Preparing the Pope’s body (from CNN)

Pope’s body ‘prepared,’ not embalmed

VATICAN CITY (AP) -- Departing from tradition, Pope John Paul II was not embalmed, only "prepared" for viewing by hundreds of thousands of mourners, the Vatican said Tuesday.

Vatican spokesman Joaquin Navarro-Valls did not elaborate on the procedure, but an embalmer in Rome said it appeared John Paul's remains were only touched up with cosmetics.

Massimo Signoracci, whose family embalmed three other popes, said he could not be certain what had been done without examining the body.

Signoracci said even a light embalming would be necessary for a body that is exposed for several days.

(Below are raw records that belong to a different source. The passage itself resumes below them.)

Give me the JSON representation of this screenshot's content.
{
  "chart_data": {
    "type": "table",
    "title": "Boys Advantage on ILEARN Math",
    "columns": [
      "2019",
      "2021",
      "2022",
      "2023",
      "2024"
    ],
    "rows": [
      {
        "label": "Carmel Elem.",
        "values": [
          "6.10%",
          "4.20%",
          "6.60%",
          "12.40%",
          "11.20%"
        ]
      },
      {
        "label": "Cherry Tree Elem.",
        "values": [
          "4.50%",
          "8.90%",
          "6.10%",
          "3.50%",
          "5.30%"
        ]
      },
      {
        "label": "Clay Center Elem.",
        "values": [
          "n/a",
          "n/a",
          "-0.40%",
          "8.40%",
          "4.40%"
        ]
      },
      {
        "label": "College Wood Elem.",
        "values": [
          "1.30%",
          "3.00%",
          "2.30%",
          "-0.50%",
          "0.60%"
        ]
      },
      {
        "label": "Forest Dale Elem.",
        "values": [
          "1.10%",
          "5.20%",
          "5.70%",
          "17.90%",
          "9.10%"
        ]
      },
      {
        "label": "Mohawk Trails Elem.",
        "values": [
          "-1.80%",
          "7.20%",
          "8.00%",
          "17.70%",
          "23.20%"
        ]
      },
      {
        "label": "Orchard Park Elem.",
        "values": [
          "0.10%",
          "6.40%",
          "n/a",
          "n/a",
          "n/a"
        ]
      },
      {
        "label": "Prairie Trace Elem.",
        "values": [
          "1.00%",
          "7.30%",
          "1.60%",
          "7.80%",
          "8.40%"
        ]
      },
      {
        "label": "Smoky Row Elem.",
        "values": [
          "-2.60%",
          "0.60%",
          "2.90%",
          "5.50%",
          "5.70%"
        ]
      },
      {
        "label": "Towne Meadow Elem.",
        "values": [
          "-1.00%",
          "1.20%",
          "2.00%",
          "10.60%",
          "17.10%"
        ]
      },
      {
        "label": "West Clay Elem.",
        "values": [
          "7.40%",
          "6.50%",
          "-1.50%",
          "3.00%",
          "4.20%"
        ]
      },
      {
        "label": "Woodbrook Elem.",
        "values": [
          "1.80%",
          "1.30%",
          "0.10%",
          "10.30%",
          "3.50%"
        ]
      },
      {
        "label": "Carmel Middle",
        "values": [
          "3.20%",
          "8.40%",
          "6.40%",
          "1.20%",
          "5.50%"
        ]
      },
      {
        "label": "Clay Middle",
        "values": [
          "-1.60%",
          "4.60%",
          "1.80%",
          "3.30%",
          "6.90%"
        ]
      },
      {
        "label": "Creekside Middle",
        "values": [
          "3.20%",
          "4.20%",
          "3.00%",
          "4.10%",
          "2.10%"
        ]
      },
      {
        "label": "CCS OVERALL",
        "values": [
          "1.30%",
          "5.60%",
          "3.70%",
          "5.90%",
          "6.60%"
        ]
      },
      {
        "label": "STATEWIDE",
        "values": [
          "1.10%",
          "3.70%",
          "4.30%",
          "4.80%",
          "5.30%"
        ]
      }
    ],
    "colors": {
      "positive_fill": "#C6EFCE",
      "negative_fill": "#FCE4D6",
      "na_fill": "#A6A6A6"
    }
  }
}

John Paul died Saturday night, and his remains were put on public view late Monday on an open platform in St. Peter's Basilica. He will be buried Friday.

Asked if there had been an autopsy, the Vatican spokesman said: "No, the body was only prepared." He would not elaborate.

Historically, organs were removed to make embalming more durable. Relics of 22 popes are kept in anaphors in Rome's St. Anastasio and Vincent Church, near the Trevi fountain, from Sisto V who died in 1390 to Leo XIII who died in 1903.

Pope Pius X, who reigned from 1903 to 1914, abolished the custom of removing organs.

Embalming usually consists of draining the blood and other bodily fluids and intravenously injecting formaldehyde and other preserving liquids.

Signoracci said his family had embalmed the remains of John XXIII in 1963, and of Paul VI and John Paul I, who both died in 1978.

Paul VI was only lightly embalmed before his body was placed before the public during Rome's hot summer. But after two days the skin and fingernails began losing their color.

John XXIII's body, by contrast, was in excellent condition when it was exhumed from the cramped grotto under the basilica in 2001 -- 38 years after his death -- and moved to the main floor following his beatification.

John Paul, who expressed a will to be buried underground, will be placed in John XXIII's vacant tomb.